3 ways to create expert operating room teams

While some consider correlating healthcare and aviation to comparing apples to oranges, one airline captain and patient safety expert believes lessons from the air can help turn surgical team members into an expert operating room team.

Steve Harden suggests healthcare teams take a lesson from flight crews and do the following to ensure high-quality care:

1. Make introductions, eye contact

The healthcare team must learn each other's names. Team members who know each other will communicate better, Harden noted. To facilitate introductions, hospitals can post the names of involved staff on a white board in the OR during a procedure. Harden also recommends making eye contact with fellow medical team members to use nonverbal communication to portray their message.

2. Outline the task ahead

Just as crews go over the trip before the flight, the healthcare team should generally discuss the procedure and then cover critical decision points or actions to take in possible emergencies.
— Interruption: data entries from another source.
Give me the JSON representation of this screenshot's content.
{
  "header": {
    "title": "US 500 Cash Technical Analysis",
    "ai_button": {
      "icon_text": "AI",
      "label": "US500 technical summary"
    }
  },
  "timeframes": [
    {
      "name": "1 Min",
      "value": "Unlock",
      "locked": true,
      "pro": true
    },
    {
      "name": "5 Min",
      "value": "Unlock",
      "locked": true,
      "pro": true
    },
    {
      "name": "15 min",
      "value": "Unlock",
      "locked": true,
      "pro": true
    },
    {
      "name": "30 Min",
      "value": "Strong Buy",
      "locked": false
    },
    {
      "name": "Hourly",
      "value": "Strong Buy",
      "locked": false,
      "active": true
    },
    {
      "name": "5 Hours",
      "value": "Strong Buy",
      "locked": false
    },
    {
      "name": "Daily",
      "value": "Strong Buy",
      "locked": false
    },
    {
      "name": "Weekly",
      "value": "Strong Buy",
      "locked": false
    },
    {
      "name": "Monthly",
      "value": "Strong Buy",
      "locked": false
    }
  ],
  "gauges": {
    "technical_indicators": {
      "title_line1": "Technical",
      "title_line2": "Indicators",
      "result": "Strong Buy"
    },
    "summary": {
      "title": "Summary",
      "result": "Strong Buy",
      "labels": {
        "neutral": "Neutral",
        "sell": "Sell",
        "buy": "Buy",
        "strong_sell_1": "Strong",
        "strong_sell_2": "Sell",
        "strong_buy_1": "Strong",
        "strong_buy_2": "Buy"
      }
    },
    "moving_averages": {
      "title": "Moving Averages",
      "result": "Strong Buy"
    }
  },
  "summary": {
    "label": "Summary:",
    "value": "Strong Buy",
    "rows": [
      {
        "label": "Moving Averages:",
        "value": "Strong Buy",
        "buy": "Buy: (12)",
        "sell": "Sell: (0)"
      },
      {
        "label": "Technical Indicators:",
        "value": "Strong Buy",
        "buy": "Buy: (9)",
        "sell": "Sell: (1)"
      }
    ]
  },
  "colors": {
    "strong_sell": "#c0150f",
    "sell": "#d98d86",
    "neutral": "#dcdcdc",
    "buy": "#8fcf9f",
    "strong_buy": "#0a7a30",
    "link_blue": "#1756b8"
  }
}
Hospital OR teams also should conduct briefings before every cardiac surgery as well as postoperative debriefings, according to an August scientific statement by the American Heart Association (AHA).

3. Invite team communication

For effective teamwork, critical information must openly flow among members, according to Harden. So expert team leaders should ask two or three open-ended questions and acknowledge every communication with either a verbal or nonverbal response to get the best information to make the best patient care decisions.

Hospitals need to train OR staff on how to communicate with one another, as the AHA noted communication skills are the worst aspect of teamwork behavior in the cardiac operating room, FierceHealthcare previously reported.